Con: Grazia Alicanti, Fabio Doriali, Giovanni Rosa

Assistente alla regia e tecnica: Piero Piazza

Scenotecnica: Silvano Labò, Piero Schiavi

Note di regia – “A casa, con Claude” è testo e pluripremiato di autore semisconosciuto. Almeno in Italia. Se infatti il canadese di lingua francese ha risolto questo suo capolavoro datato 1984 il percorrere del senso teatrale con innovazione, rigore, lancinante bellezza, “A casa, con Claude” resta forse l’episodio più paradigmatico di un “sentire “ teatrale unico. L’ho scelto per continuare il percorso di DDT sul teatro contemporaneo letto secondo il mio credo, grottesco/ sovraesposto.

Ho inteso rileggere il fondamentale testo di Dubois modificandone i parametri della distribuzione degli attori senza per questo intaccarne il lirismo, la forza evocatrice e la disperata geometria della trama, lucida e traslucida nel suo evocare una scelta quasi antropomorfa nel senso del fagocitare la bellezza e renderla atto creatore, disperato e sublime.

Sinossi – Quebec, ai nostri giorni. Qualcuno si accusa di qualcosa di atroce. Questo qualcuno non pare poter avere commesso quanto dice. Questo qualcuno non si trova nel posto dove dovrebbe. Questo qualcuno affascina è spaventa. Questo qualcuno è noto agli investigatori locali per vendersi negli ambienti gay. Gli investigatori locali hanno caldo, sudano. Il tempo stringe…C’è potenza, c’è un consumare il tempo ammazzando lo in un enigma dall’incastro atroce.
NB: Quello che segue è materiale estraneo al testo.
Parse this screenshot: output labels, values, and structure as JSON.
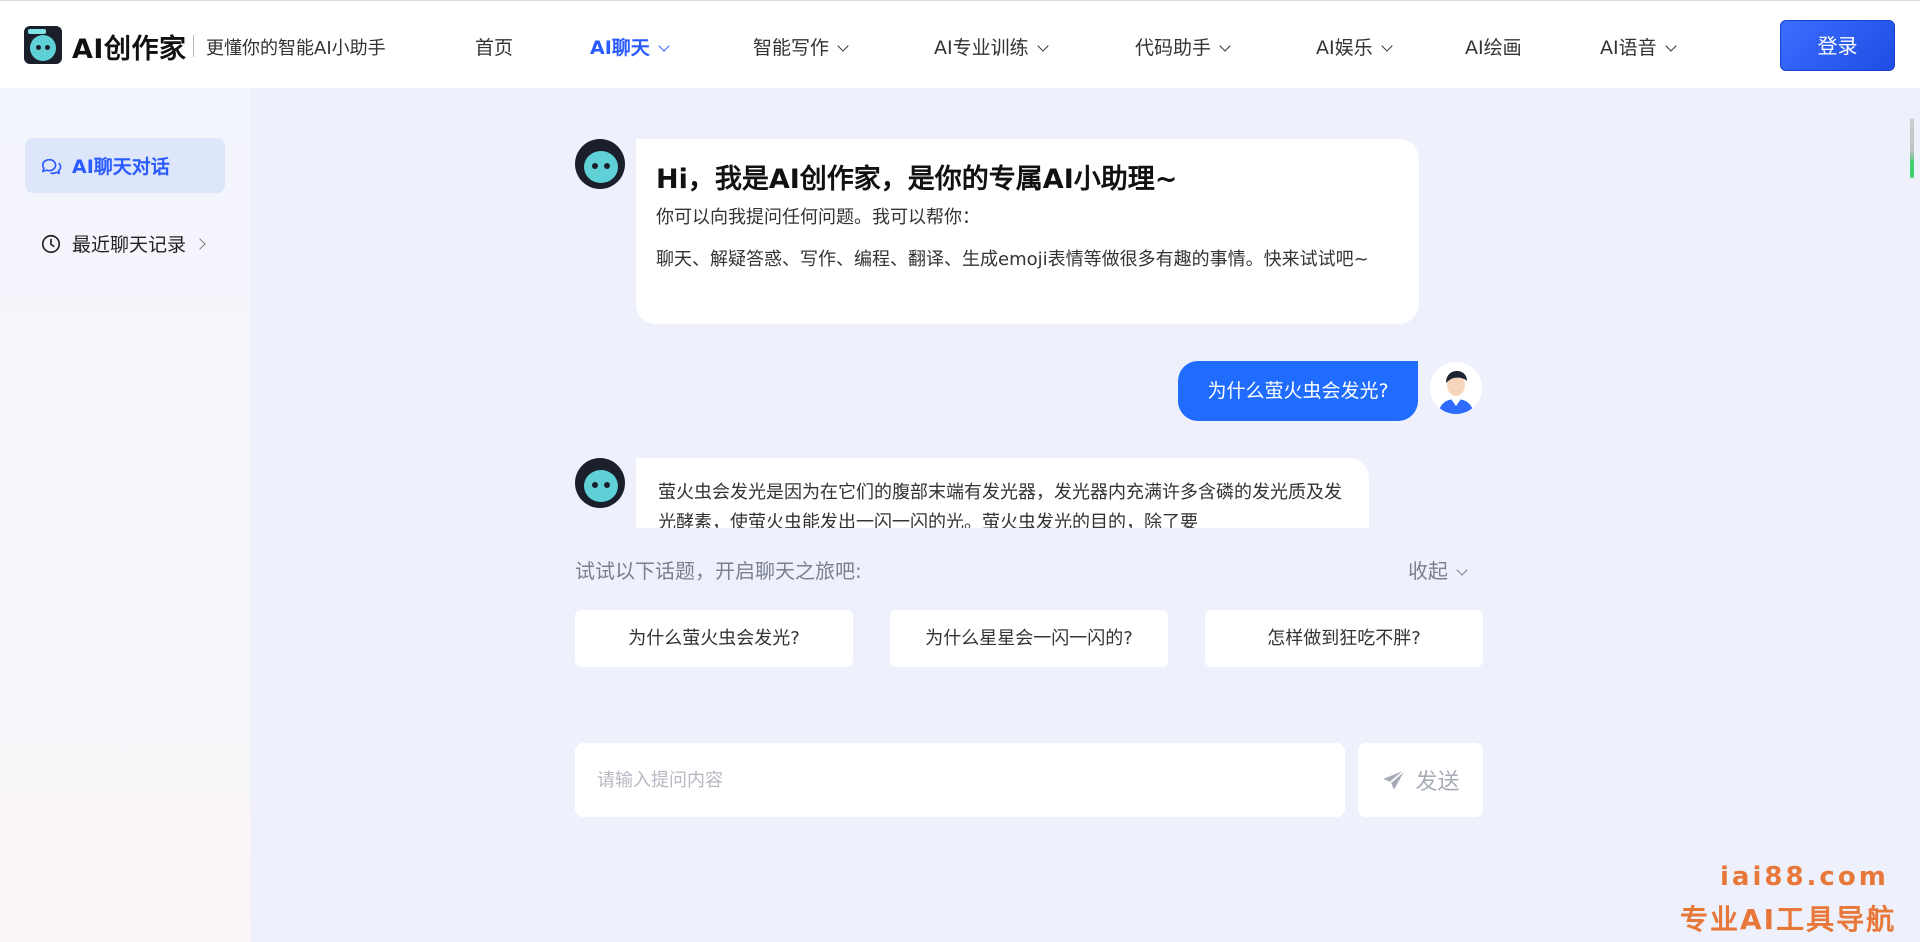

Non c’è più il passato. C’è un artista, il suo atto creatore. Il suo abisso. Yves, il protagonista interpretato da Giovanni Rosa al debutto con la nostra compagnia, affascina e sconvolge. La splendida Grazia Alicanti ed io saremo in scena nel ruolo degli ispettori incaricati di un’indagine che da subito appare delicata, sovraesposta, meccanica.

“A casa, con Claude” è testo magnifico è ricco. Spaventevole e spietato. Un affresco della potenza dell’amore e dell’atto creativo come quando il tuo disegno alle elementari ti sembrava il più bello degli altri. E, forse, lo era davvero. Yves, non ha avuto paura. Scoprirai perché.